Most of us tend to think that history lives in textbooks, that the past belongs to historians. History? Man, that’s a time long ago and a place far, far away.
That’s not true, of course. The past reaches to the present and its evidence is all around us. By secluding ourselves from it, we do a disservice both to the past, and to ourselves.
Dr. Kimberly Redding, an associate professor of history at Carroll, has been teaching an honors course, The World Since 1945, for several years, and she’s passionate about the potential of oral histories to bridge that divide.
“We so often think that history is out there somewhere,” she said. “What’s that quote, ‘The past is a foreign country?’ Well, that makes this course a cross-cultural experience, in a way.”
Students in Redding’s classes have participated for several years now as researchers for the Veterans History Project. The project, initiated by the American Folklife Center of the Library of Congress, is a collection of personal memoirs by American war veterans.
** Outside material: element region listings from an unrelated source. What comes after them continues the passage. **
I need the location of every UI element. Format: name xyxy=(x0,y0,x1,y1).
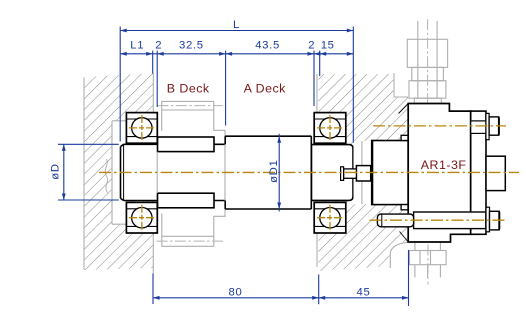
stud nut upper on neck xyxy=(401,135,408,140)
shaft break wavy line in wall xyxy=(105,159,107,193)
top tie bolt xyxy=(471,113,499,139)
bottom bolt centerline xyxy=(370,219,506,221)
shaft body oD section xyxy=(121,144,226,200)
right bulkhead wall hatched section (A deck) xyxy=(317,73,408,271)
machine AR1-3F body xyxy=(408,104,471,243)
main shaft body oD1 section xyxy=(225,136,311,209)
machine center boss xyxy=(486,156,505,190)
svg-text:B Deck: B Deck xyxy=(167,81,210,95)
dimension oD1 vertical xyxy=(277,134,281,212)
bearing block upper right xyxy=(314,113,346,144)
shaft stub end cap xyxy=(341,167,344,181)
svg-text:AR1-3F: AR1-3F xyxy=(421,158,467,172)
ghost fitting stack vertical centerline bottom xyxy=(427,226,429,285)
svg-text:2: 2 xyxy=(155,40,162,52)
ghost coupling outline verticals xyxy=(361,141,363,204)
bearing center cross lower right xyxy=(317,205,343,232)
main horizontal centerline xyxy=(99,171,519,173)
svg-text:øD: øD xyxy=(50,163,62,179)
top bolt centerline xyxy=(373,125,506,127)
bearing center cross upper left xyxy=(129,115,155,142)
ghost casing foot curve bottom right xyxy=(390,243,407,269)
wall hole air gap left of machine face xyxy=(354,141,372,204)
svg-text:L: L xyxy=(233,19,240,31)
collar sleeve lower xyxy=(158,193,215,208)
bearing block upper left xyxy=(126,113,157,144)
bearing block lower right xyxy=(314,202,346,233)
extension lines bottom dimensions xyxy=(153,250,409,306)
svg-text:45: 45 xyxy=(357,286,371,298)
bottom tie bolt xyxy=(377,207,499,232)
ghost housing centerline bottom xyxy=(157,240,224,242)
collar sleeve upper xyxy=(158,137,215,152)
svg-text:32.5: 32.5 xyxy=(179,40,204,52)
machine corner weld diagonal bottom xyxy=(400,232,409,243)
bearing center cross upper right xyxy=(317,115,343,142)
ghost valve stack vertical centerline top xyxy=(427,19,429,107)
left wall pedestal notch xyxy=(112,121,126,224)
bottom dimension line 80 and 45 xyxy=(153,296,409,300)
bearing center cross lower left xyxy=(129,205,155,232)
ghost gland housing below collar xyxy=(162,209,225,246)
deck and machine labels maroon xyxy=(167,81,467,172)
dimension text labels blue xyxy=(50,19,371,299)
dimension L line xyxy=(120,29,353,33)
hidden gland edge line xyxy=(224,144,226,200)
ghost fitting stack below machine xyxy=(409,242,446,277)
left bulkhead wall hatched section (B deck) xyxy=(84,73,153,273)
bearing block lower left xyxy=(126,202,157,233)
machine suction neck through wall xyxy=(372,141,409,205)
stud nut lower on neck xyxy=(401,205,408,210)
shaft stub rod xyxy=(344,169,357,178)
svg-text:80: 80 xyxy=(229,286,243,298)
ghost valve stack above machine xyxy=(407,21,447,104)
machine corner weld diagonal top xyxy=(399,104,409,114)
dimension oD vertical xyxy=(58,144,119,200)
machine mounting face line xyxy=(371,141,373,205)
svg-text:15: 15 xyxy=(321,40,335,52)
coupling hub xyxy=(356,166,370,181)
ghost seal line between collars xyxy=(156,152,158,194)
dimension chain line row xyxy=(120,52,353,56)
ghost gland housing above collar xyxy=(162,101,225,136)
svg-text:43.5: 43.5 xyxy=(255,40,280,52)
svg-text:2: 2 xyxy=(308,40,315,52)
right bearing journal section xyxy=(312,145,354,201)
extension lines top dimensions xyxy=(120,27,353,143)
machine end cover plate xyxy=(471,111,486,234)
ghost housing centerline top xyxy=(157,105,223,107)
svg-text:øD1: øD1 xyxy=(268,159,280,182)
svg-text:L1: L1 xyxy=(130,40,144,52)
svg-text:A Deck: A Deck xyxy=(244,81,287,95)
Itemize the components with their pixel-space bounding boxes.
The oral histories of thousands of service men and women are housed in an online database at the Library of Congress website, loc.gov/vets
“Americans especially see themselves as a nation of individuals, but projects like this can help break down that divide between the individual and the broader societal trends and narratives,” said Redding. “Our lives do shape the world and the outside world does affect us and shape our choices.
“The liberal arts can challenge those divides. It’s why I’m so passionate about the use of oral histories.”
Students in the class select a veteran as interview subject and start by researching the era and the particular conflict during which the veteran served.
The outcome of the work is spoken history, a collection of recordings that help to add depth and breadth to the facts, dates and statistics in the history books. But the process itself is valuable to the students.
“They need to become listeners,” said Redding of the students. “It’s listening without checking out. Staying present. That’s hard. Millennials are really good at being efficient, but history is not efficient.”
No, it’s messy, and stories meander and memories are imperfect. But what stories they are!
Like the story of Jeannette Kapus. A clerk at an arsenal manufacturer, she took flying lessons and joined the Civil Air Patrol in 1941 and served from 1943–44 as a WASP, the Women Airforce Service Pilots, and again from 1952–72 in the Air Force. She worked as a test pilot, ferried other servicemen, visited Pakistan, Scotland and France, taught pilots and once set a record for the number of turns in a tailspin in an aircraft—64. Her interview is a straightforward and matter-of-fact account of what is revealed to be a pretty amazing life.
Or the story of Robert Sanders, who enlisted in the Navy in 1942 after his college baseball season was canceled and ended up serving as a radio man on an aircraft carrier group in the South Pacific, engaging in the Iwo Jima and Okinawa battles. Or Donald Knezel, who joined the Navy at the cusp of the Korean War and witnessed the Operation Ivy hydrogen bomb test in 1952.
Their stories, like the others in the collection, cover the major events and conflicts they experienced, but also reveal the details of military life—the long days of travel, endless training, the food, the broom-snapping coconut crabs, the camaraderie and the loneliness. These personal accounts add another dimension to the tales told by history books.
“This class and this project helped me become much more analytical about what I read,” said Jane Marie Crocetti, a global studies major. “The history we read is usually just one account, but, really, there are so many perspectives. We tend to lump veterans all together, but they have so many different experiences.”